University students have said being in the class of 2020 has been “horrible” and they are paying to be “guinea pigs” amid the coronavirus pandemic.
A sharp rise in Covid-19 cases has meant thousands of students are now self-isolating, while a shift to online working has caused many to question their tuition and accommodation fees.
Tuition fees in the UK can be up to £9,250 per year for an undergraduate degree – which is among the highest in the developed world, according to the Organisation for Economic Co-operation and Development (OECD).
Sian Godward, 18, has just started her first year studying interior architecture and design at Leeds Beckett University.
She moved into a flatshare in the city last month, but has now moved back home to nearby Wakefield after three out of five of her housemates did not show up due to Covid-19 – as Leeds is in local lockdown.
Despite not living at the property she currently cannot escape the contract, meaning she will add over £6,000 for the year to her student loan.

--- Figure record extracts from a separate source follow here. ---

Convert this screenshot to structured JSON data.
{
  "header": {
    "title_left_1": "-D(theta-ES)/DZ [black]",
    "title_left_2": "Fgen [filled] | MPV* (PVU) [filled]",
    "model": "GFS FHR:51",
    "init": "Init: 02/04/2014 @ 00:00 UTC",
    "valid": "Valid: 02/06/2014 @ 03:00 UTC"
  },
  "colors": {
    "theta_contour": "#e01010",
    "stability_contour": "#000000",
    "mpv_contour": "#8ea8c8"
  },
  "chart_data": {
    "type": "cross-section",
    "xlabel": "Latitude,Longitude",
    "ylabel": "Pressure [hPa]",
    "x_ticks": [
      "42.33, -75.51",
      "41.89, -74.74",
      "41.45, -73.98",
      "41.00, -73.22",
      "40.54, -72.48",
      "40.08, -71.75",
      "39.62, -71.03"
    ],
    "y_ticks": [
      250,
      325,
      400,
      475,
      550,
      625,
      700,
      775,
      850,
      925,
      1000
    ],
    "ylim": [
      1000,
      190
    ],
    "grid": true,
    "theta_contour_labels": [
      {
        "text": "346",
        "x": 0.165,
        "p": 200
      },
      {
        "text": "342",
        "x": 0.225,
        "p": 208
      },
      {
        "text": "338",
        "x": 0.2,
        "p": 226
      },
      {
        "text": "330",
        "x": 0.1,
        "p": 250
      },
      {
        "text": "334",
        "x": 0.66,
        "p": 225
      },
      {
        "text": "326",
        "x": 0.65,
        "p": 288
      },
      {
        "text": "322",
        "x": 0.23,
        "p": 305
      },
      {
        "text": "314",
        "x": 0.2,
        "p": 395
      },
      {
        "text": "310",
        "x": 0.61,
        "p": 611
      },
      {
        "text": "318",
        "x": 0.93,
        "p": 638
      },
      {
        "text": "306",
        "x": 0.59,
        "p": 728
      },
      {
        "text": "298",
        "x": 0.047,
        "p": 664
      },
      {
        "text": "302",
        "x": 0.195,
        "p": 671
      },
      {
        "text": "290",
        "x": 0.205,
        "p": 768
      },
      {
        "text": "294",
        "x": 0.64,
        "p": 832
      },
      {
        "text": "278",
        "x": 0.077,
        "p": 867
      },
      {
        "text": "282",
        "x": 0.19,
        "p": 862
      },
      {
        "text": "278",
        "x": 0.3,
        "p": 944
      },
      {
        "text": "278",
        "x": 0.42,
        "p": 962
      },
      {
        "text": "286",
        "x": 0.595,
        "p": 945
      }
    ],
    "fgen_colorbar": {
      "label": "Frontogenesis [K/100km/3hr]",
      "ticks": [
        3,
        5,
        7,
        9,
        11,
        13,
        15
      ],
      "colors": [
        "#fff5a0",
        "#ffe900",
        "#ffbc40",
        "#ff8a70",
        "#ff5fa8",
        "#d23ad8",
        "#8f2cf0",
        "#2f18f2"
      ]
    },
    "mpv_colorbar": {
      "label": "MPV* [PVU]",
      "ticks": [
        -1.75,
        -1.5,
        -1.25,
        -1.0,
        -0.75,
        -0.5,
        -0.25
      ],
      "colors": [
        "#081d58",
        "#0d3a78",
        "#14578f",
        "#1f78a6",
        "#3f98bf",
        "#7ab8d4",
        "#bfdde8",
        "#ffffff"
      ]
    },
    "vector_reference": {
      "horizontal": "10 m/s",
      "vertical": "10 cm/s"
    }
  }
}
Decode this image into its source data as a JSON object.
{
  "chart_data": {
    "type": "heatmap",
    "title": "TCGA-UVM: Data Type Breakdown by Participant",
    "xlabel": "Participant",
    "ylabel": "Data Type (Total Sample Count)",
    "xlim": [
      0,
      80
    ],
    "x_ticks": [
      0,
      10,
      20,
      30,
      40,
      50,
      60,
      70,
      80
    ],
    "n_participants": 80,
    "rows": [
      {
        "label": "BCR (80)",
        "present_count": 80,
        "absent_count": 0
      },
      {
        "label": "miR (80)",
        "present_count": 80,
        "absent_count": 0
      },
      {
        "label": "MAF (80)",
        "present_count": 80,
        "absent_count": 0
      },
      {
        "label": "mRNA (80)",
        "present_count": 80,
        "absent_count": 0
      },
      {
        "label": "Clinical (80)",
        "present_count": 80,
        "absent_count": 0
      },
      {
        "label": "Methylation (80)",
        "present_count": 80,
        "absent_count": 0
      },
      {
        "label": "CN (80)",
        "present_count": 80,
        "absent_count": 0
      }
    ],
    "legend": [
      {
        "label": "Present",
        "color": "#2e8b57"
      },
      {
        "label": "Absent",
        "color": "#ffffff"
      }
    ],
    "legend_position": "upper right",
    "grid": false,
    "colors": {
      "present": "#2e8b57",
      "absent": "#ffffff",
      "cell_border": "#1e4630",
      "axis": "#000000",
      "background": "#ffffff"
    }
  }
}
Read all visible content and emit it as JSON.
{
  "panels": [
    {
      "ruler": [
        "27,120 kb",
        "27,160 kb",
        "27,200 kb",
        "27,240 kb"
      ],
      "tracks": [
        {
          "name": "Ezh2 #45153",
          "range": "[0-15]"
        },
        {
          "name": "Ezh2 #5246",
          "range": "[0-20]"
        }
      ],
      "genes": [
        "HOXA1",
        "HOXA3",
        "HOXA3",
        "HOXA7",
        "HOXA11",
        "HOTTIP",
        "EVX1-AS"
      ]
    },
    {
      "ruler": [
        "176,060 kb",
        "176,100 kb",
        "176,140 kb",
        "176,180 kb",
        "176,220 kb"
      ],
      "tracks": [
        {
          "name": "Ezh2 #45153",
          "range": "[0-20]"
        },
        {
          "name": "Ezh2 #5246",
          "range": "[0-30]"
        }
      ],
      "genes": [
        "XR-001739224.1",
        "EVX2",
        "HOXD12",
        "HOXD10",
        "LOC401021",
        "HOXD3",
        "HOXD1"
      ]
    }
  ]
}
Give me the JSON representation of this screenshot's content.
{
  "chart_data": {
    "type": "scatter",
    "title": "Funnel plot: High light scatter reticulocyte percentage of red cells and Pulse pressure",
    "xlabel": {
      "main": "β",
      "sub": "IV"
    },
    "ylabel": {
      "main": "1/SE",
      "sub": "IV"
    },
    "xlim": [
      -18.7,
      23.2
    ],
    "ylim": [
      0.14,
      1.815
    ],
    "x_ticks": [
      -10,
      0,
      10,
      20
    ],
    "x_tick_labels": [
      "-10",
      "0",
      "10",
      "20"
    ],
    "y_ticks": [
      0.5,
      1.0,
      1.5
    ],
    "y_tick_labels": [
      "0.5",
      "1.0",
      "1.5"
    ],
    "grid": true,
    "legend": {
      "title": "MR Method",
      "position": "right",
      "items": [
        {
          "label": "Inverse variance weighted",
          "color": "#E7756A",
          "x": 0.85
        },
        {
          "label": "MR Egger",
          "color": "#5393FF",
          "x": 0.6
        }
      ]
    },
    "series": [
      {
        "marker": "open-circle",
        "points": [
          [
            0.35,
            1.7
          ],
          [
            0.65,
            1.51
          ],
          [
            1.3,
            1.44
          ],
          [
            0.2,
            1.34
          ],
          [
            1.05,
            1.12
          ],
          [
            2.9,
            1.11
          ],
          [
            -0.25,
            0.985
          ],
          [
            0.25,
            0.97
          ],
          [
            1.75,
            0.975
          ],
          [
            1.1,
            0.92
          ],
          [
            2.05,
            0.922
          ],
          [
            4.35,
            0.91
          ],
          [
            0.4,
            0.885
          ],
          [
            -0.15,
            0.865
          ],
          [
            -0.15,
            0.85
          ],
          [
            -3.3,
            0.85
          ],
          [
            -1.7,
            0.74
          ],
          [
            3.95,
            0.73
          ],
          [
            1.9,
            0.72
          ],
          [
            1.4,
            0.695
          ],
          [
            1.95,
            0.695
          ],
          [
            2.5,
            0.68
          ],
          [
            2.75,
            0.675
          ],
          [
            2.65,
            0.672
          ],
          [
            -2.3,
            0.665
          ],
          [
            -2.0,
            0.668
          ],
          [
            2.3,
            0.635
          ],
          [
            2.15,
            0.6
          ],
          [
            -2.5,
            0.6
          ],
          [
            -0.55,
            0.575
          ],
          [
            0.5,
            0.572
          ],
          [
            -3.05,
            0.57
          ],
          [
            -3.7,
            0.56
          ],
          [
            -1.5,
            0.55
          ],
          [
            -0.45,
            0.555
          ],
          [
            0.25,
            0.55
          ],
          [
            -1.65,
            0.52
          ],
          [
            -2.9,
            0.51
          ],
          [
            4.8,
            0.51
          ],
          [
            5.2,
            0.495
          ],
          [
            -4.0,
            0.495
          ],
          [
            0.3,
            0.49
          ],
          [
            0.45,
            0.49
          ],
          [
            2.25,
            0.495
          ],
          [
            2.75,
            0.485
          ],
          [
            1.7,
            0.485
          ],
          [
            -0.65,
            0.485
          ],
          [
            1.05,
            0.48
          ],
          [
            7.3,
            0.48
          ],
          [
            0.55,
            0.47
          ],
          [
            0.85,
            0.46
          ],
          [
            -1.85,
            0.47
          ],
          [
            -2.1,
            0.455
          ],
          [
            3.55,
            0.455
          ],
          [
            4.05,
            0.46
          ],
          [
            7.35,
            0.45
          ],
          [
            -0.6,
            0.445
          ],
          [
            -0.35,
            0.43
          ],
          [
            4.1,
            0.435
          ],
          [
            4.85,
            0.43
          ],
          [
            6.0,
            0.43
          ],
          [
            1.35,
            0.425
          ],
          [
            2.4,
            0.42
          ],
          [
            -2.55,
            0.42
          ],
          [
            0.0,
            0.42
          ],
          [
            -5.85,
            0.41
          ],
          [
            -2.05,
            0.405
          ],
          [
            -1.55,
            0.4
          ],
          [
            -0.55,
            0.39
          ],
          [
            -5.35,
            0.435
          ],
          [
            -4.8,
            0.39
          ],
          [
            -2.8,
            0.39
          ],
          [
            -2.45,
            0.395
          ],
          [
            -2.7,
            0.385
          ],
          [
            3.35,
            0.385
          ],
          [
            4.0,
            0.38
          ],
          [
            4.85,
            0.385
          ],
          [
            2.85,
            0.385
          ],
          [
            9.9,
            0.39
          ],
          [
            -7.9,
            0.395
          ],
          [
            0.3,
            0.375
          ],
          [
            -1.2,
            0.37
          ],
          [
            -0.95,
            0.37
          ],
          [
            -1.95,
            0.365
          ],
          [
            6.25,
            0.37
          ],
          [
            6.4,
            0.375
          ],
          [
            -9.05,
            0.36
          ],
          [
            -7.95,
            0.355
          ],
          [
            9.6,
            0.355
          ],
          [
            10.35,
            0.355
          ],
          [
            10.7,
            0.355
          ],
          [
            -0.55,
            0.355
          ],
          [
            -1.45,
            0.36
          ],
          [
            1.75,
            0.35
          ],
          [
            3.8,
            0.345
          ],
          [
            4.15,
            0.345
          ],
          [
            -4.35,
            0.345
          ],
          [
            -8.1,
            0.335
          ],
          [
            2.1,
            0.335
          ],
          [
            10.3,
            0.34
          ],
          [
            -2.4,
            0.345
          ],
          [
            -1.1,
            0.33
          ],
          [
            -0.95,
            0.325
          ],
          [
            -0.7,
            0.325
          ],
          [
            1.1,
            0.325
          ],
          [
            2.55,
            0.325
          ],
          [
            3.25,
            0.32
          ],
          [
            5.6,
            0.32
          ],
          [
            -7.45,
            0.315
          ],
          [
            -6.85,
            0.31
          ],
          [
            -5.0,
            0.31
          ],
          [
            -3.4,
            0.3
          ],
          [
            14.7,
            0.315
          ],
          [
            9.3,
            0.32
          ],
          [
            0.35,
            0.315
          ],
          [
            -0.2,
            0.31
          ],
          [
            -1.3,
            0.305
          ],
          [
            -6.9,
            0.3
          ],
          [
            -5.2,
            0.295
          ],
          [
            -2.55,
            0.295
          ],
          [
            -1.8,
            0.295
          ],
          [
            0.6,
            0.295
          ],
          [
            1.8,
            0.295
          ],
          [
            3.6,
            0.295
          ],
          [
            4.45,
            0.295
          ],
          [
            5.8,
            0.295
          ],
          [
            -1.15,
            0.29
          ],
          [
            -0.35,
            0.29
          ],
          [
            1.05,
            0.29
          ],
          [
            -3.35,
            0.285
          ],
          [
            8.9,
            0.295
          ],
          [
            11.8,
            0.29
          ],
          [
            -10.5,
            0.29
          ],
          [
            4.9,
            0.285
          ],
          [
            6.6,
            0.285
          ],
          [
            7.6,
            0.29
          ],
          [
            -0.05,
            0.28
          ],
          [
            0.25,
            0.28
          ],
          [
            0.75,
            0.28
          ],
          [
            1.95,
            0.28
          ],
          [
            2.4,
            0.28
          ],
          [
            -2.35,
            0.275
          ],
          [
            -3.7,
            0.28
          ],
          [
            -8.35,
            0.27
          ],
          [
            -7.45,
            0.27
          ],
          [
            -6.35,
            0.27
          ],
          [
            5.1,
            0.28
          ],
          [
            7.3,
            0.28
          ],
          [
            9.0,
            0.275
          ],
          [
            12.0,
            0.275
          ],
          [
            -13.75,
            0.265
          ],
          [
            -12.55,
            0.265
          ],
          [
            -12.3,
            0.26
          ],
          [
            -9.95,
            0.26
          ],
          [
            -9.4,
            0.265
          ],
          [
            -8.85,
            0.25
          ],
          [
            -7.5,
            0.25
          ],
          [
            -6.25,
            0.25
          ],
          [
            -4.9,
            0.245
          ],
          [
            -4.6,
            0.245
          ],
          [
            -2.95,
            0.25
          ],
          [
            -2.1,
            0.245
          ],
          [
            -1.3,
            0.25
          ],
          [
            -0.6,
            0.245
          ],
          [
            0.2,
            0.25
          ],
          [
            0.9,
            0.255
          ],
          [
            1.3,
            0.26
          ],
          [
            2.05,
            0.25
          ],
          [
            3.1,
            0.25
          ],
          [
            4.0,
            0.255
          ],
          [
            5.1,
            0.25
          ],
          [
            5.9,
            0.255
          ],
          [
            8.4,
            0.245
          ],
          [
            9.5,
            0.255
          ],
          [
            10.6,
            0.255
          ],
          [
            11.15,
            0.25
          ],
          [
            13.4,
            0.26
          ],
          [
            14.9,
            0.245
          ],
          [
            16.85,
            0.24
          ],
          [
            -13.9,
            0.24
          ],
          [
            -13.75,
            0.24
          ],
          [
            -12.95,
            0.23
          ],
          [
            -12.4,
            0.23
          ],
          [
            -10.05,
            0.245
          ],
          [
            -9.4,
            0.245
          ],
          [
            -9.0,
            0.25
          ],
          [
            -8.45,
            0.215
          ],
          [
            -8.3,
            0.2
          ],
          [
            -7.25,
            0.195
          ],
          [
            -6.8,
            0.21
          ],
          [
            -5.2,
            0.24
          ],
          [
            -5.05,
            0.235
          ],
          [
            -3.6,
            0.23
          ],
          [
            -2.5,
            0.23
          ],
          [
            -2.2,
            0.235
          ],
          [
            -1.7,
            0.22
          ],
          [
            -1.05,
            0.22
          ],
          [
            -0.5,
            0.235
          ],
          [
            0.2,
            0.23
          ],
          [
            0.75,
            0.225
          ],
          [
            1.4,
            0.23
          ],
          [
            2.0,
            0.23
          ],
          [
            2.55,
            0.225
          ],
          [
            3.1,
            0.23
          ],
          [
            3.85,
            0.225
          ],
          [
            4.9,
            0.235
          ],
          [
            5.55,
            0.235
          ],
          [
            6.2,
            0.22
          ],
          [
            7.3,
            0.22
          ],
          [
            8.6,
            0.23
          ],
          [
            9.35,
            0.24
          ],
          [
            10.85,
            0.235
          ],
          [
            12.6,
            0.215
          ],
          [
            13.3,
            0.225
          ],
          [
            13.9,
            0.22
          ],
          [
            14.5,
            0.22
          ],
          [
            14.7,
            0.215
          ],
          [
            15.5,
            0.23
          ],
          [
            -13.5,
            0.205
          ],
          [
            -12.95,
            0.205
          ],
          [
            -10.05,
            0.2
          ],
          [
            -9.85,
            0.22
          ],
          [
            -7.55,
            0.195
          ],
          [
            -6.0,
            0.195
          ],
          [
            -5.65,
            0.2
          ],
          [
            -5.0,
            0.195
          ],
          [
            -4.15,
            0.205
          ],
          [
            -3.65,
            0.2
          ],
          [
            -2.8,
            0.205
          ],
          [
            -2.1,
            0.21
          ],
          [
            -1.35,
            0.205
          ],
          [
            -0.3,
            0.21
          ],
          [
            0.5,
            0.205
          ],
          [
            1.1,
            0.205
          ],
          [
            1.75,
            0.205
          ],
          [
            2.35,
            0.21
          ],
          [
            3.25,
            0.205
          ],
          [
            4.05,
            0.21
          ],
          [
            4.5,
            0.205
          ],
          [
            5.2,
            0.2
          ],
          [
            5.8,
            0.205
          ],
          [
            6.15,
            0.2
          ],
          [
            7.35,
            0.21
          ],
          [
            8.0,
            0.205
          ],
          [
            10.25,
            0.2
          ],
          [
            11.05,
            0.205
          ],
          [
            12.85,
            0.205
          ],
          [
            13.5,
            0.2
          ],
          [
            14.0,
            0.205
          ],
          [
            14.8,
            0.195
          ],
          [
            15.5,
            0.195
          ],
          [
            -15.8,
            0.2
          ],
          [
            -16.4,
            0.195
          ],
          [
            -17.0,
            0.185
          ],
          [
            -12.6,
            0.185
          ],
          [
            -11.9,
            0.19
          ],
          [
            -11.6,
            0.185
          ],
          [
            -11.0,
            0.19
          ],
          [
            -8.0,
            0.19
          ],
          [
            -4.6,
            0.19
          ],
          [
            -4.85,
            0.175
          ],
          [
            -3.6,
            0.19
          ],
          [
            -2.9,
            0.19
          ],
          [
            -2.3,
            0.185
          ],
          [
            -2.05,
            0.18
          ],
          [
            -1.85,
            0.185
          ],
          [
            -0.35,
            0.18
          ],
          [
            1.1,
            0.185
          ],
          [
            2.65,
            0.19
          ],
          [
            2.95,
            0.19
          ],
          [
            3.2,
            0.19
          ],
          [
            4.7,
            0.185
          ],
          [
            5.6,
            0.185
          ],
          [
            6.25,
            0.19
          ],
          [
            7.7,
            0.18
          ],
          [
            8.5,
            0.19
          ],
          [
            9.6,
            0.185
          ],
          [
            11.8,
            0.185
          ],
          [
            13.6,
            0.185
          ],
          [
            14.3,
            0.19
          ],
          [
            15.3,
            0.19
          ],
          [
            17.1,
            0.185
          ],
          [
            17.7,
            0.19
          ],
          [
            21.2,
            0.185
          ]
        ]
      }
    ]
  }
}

Despite her hands-on course, Ms Godward will only be receiving face-to-face teaching for three hours per week, which she said she was not told before signing the contract.
“If I had known that I would not have moved out at all… it was having a massive impact on my mental health,” Ms Godward told the PA news agency.
The situation comes after a turbulent summer of A-level results, in which Ms Godward got the algorithm-predicted grades she needed but much of her work from the past year was discounted.
Asked what it is like being in the class of 2020, Ms Godward said: “Horrible, just not what I expected at all. They should definitely have given us a lot more support.
“I feel like we’re just guinea pigs who have been thrown into this situation that hasn’t happened before.
“Nobody really knows what’s going on – it’s just a mess about really.
“I feel particularly bad for those locked in their accommodation at the moment.”
Ewan Hillier is self-isolating at halls in Northumbria University, where he studies film and television production and it was announced on Friday more than 750 students have tested positive for Covid-19.
“I am annoyed that the uni told us to come back,” the 21-year-old from Hexham told PA.
“If the uni let students know that we were only in campus one day a week and we could do it all from home most students wouldn’t have come into accommodation and this increase in cases would not have taken place.
“I know fellow students who have now gone home as they are high risk and are still forced to pay rent when they live at home.
“I feel let down, we are the future of this country and are paying an incredible amount of money to be forgotten about and blamed for when things happen.”
Lydia Garton is in her third year of primary education studies at Bath Spa University and said her most recent classes have been “unnerving”.
“On the first day of class they sat us in separate chairs with over one metre of distance between everybody else,” the 22-year-old explained.
“I asked the teacher if we could take off our mask when we were all sat and the teacher said ‘honestly I don’t know, I’m still waiting for confirmation’.
“We’re all here asking questions and they don’t have the answers for us.”